El proceso de creación de esta cerveza no fue tarea fácil. Los emprendedores invirtieron tiempo en la recopilación de información, lecturas y estudios previos para poder desarrollar una cerveza que cumpliera con los estándares de calidad y que fuera apta para personas con intolerancia al gluten. Además, se capacitaron en la reutilización de los desechos generados por la industria cervecera, convirtiéndolos en alimentos con valor agregado.

“Empezamos más o menos en el 2018-2019 a hacer distintos cursos. Primero empezamos a familiarizarnos con el proceso de elaboración de cerveza artesanal. Después hicimos cursos específicos de cerveza artesanal sin gluten y además cuando quisimos darle toda esta impronta más saludable, porque bueno, viendo cómo era el proceso de elaboración vimos que se generaba un montón de desperdicio y también hicimos cursos y nos capacitamos sobre reutilización de este desecho de la industria cervecera para aprovecharlo y hacer alimentos que tengan valor agregado, ¿no?”

Detalló el problema del bagazo, el residuo sólido que se produce en el proceso de elaboración de la cerveza a base de cebada y que generalmente se desecha. Gisell explicó que este residuo puede generar metano, un gas altamente contaminante para el medio ambiente. Sin embargo, ellos han encontrado la forma de reutilizar y reprocesar este bagazo para crear alimentos con valor agregado, como hongos comestibles, barritas de cereal y panificados.

La diferencia principal entre la cerveza artesanal tradicional y la propuesta de Gisell y Brian radica en los granos utilizados. En lugar de la cebada convencional, ellos optaron por el mijo y el sarraceno, obteniendo maltas de una maltería especializada en Tandil. El resultado es una cerveza sin TACC (sin trigo, avena, cebada y centeno) que conserva un sabor similar al de la cerveza comercial de cebada.

La aceptación de su cerveza ha sido notable, incluso obteniendo una medalla de plata en un reciente concurso de cervezas artesanales con una cerveza de estilo Iris Red. Aunque su producción es artesanal, logran producir alrededor de 50 litros por semana, los cuales envasan en botellas de 350 ml y 660 ml, así como también ofrecen la opción de barriles para eventos y ferias.

Al tratarse de un proceso totalmente artesanal en el que ellos dos se encargan de todas las tareas, demanda una dedicación exhaustiva. Dependiendo del estilo de cerveza que estén produciendo, las variedades más complejas pueden requerir hasta 15 horas de trabajo. Esto implica invertir prácticamente todo un día en el proceso de producción para obtener el resultado final de la cerveza.

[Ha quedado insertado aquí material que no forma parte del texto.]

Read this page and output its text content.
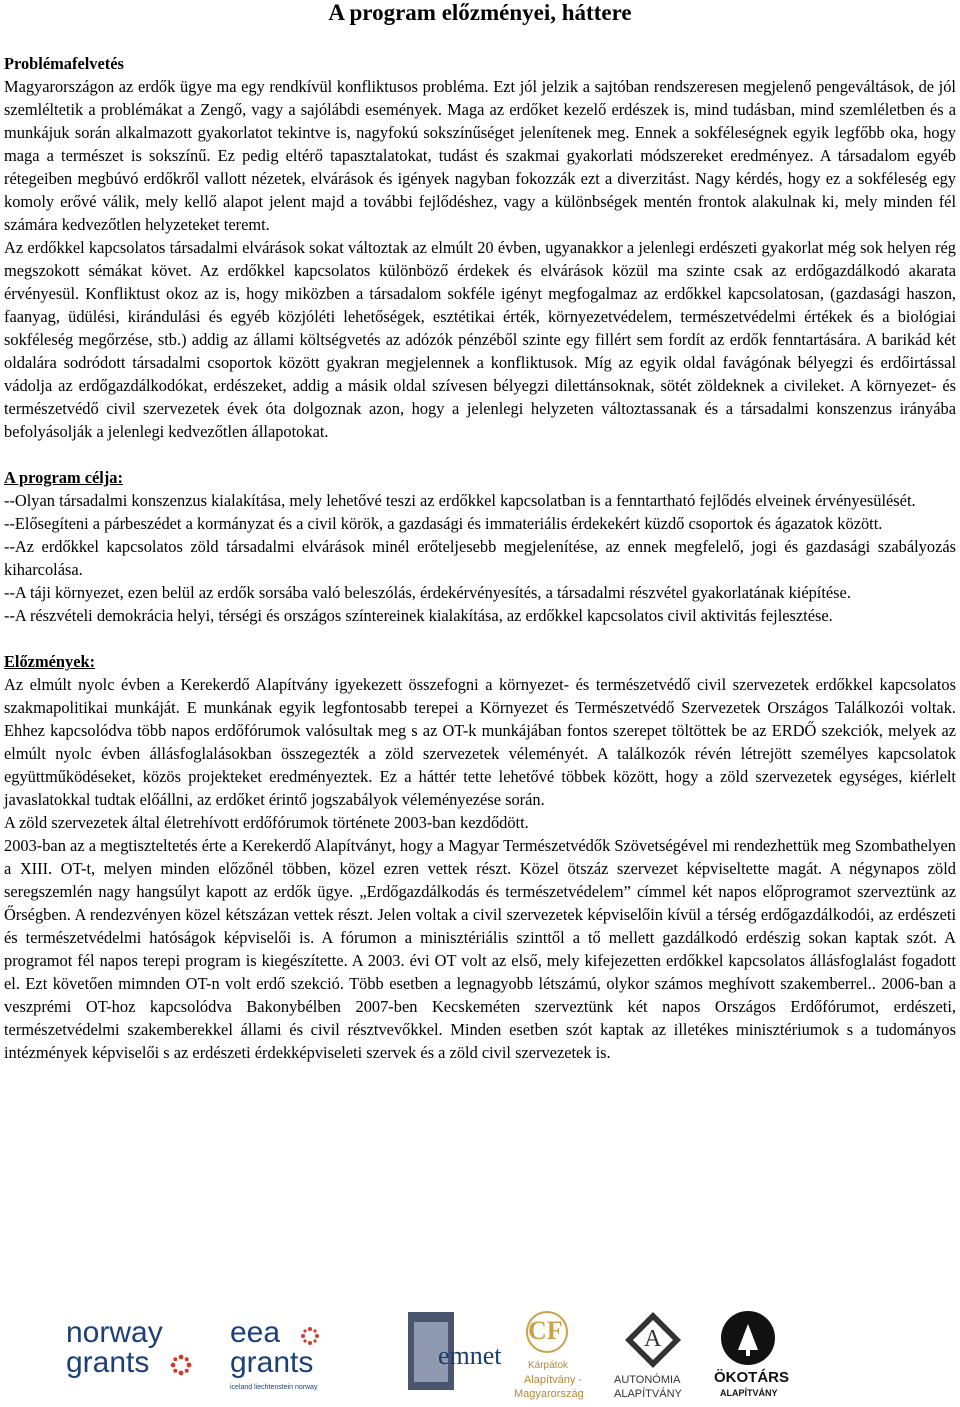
A program előzményei, háttere
Problémafelvetés

Magyarországon az erdők ügye ma egy rendkívül konfliktusos probléma. Ezt jól jelzik a sajtóban rendszeresen megjelenő pengeváltások, de jól szemléltetik a problémákat a Zengő, vagy a sajólábdi események. Maga az erdőket kezelő erdészek is, mind tudásban, mind szemléletben és a munkájuk során alkalmazott gyakorlatot tekintve is, nagyfokú sokszínűséget jelenítenek meg. Ennek a sokféleségnek egyik legfőbb oka, hogy maga a természet is sokszínű. Ez pedig eltérő tapasztalatokat, tudást és szakmai gyakorlati módszereket eredményez. A társadalom egyéb rétegeiben megbúvó erdőkről vallott nézetek, elvárások és igények nagyban fokozzák ezt a diverzitást. Nagy kérdés, hogy ez a sokféleség egy komoly erővé válik, mely kellő alapot jelent majd a további fejlődéshez, vagy a különbségek mentén frontok alakulnak ki, mely minden fél számára kedvezőtlen helyzeteket teremt.

Az erdőkkel kapcsolatos társadalmi elvárások sokat változtak az elmúlt 20 évben, ugyanakkor a jelenlegi erdészeti gyakorlat még sok helyen rég megszokott sémákat követ. Az erdőkkel kapcsolatos különböző érdekek és elvárások közül ma szinte csak az erdőgazdálkodó akarata érvényesül. Konfliktust okoz az is, hogy miközben a társadalom sokféle igényt megfogalmaz az erdőkkel kapcsolatosan, (gazdasági haszon, faanyag, üdülési, kirándulási és egyéb közjóléti lehetőségek, esztétikai érték, környezetvédelem, természetvédelmi értékek és a biológiai sokféleség megőrzése, stb.) addig az állami költségvetés az adózók pénzéből szinte egy fillért sem fordít az erdők fenntartására. A barikád két oldalára sodródott társadalmi csoportok között gyakran megjelennek a konfliktusok. Míg az egyik oldal favágónak bélyegzi és erdőirtással vádolja az erdőgazdálkodókat, erdészeket, addig a másik oldal szívesen bélyegzi dilettánsoknak, sötét zöldeknek a civileket. A környezet- és természetvédő civil szervezetek évek óta dolgoznak azon, hogy a jelenlegi helyzeten változtassanak és a társadalmi konszenzus irányába befolyásolják a jelenlegi kedvezőtlen állapotokat.

A program célja:

--Olyan társadalmi konszenzus kialakítása, mely lehetővé teszi az erdőkkel kapcsolatban is a fenntartható fejlődés elveinek érvényesülését.

--Elősegíteni a párbeszédet a kormányzat és a civil körök, a gazdasági és immateriális érdekekért küzdő csoportok és ágazatok között.

--Az erdőkkel kapcsolatos zöld társadalmi elvárások minél erőteljesebb megjelenítése, az ennek megfelelő, jogi és gazdasági szabályozás kiharcolása.

--A táji környezet, ezen belül az erdők sorsába való beleszólás, érdekérvényesítés, a társadalmi részvétel gyakorlatának kiépítése.

--A részvételi demokrácia helyi, térségi és országos színtereinek kialakítása, az erdőkkel kapcsolatos civil aktivitás fejlesztése.

Előzmények:

Az elmúlt nyolc évben a Kerekerdő Alapítvány igyekezett összefogni a környezet- és természetvédő civil szervezetek erdőkkel kapcsolatos szakmapolitikai munkáját. E munkának egyik legfontosabb terepei a Környezet és Természetvédő Szervezetek Országos Találkozói voltak. Ehhez kapcsolódva több napos erdőfórumok valósultak meg s az OT-k munkájában fontos szerepet töltöttek be az ERDŐ szekciók, melyek az elmúlt nyolc évben állásfoglalásokban összegezték a zöld szervezetek véleményét. A találkozók révén létrejött személyes kapcsolatok együttműködéseket, közös projekteket eredményeztek. Ez a háttér tette lehetővé többek között, hogy a zöld szervezetek egységes, kiérlelt javaslatokkal tudtak előállni, az erdőket érintő jogszabályok véleményezése során.

A zöld szervezetek által életrehívott erdőfórumok története 2003-ban kezdődött.

2003-ban az a megtiszteltetés érte a Kerekerdő Alapítványt, hogy a Magyar Természetvédők Szövetségével mi rendezhettük meg Szombathelyen a XIII. OT-t, melyen minden előzőnél többen, közel ezren vettek részt. Közel ötszáz szervezet képviseltette magát. A négynapos zöld seregszemlén nagy hangsúlyt kapott az erdők ügye. „Erdőgazdálkodás és természetvédelem” címmel két napos előprogramot szerveztünk az Őrségben. A rendezvényen közel kétszázan vettek részt. Jelen voltak a civil szervezetek képviselőin kívül a térség erdőgazdálkodói, az erdészeti és természetvédelmi hatóságok képviselői is. A fórumon a minisztériális szinttől a tő mellett gazdálkodó erdészig sokan kaptak szót. A programot fél napos terepi program is kiegészítette. A 2003. évi OT volt az első, mely kifejezetten erdőkkel kapcsolatos állásfoglalást fogadott el. Ezt követően mimnden OT-n volt erdő szekció. Több esetben a legnagyobb létszámú, olykor számos meghívott szakemberrel.. 2006-ban a veszprémi OT-hoz kapcsolódva Bakonybélben 2007-ben Kecskeméten szerveztünk két napos Országos Erdőfórumot, erdészeti, természetvédelmi szakemberekkel állami és civil résztvevőkkel. Minden esetben szót kaptak az illetékes minisztériumok s a tudományos intézmények képviselői s az erdészeti érdekképviseleti szervek és a zöld civil szervezetek is.

norway
grants
eea
grants
iceland liechtenstein norway
emnet
CF
Kárpátok
Alapítvány -
Magyarország
A
AUTONÓMIA
ALAPÍTVÁNY
ÖKOTÁRS
ALAPÍTVÁNY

Una vez finalizada la etapa de elaboración, todavía queda el paso de esperar a que la cerveza fermente y madure adecuadamente. Posteriormente, se lleva a cabo el envasado y etiquetado, lo cual también implica tiempo y esfuerzo. Sin embargo, Gisell y Brian destacan que el día de producción es la parte más laboriosa y demandante de todo el proceso, extendiéndose entre 12 y 16 horas aproximadamente.

A pesar de los desafíos que implica la producción artesanal de cerveza, Gisell y Brian continúan dedicándose con pasión a su emprendimiento, demostrando su compromiso y determinación para ofrecer un producto de calidad que cumpla con los estándares de sabor y excelencia que los caracterizan.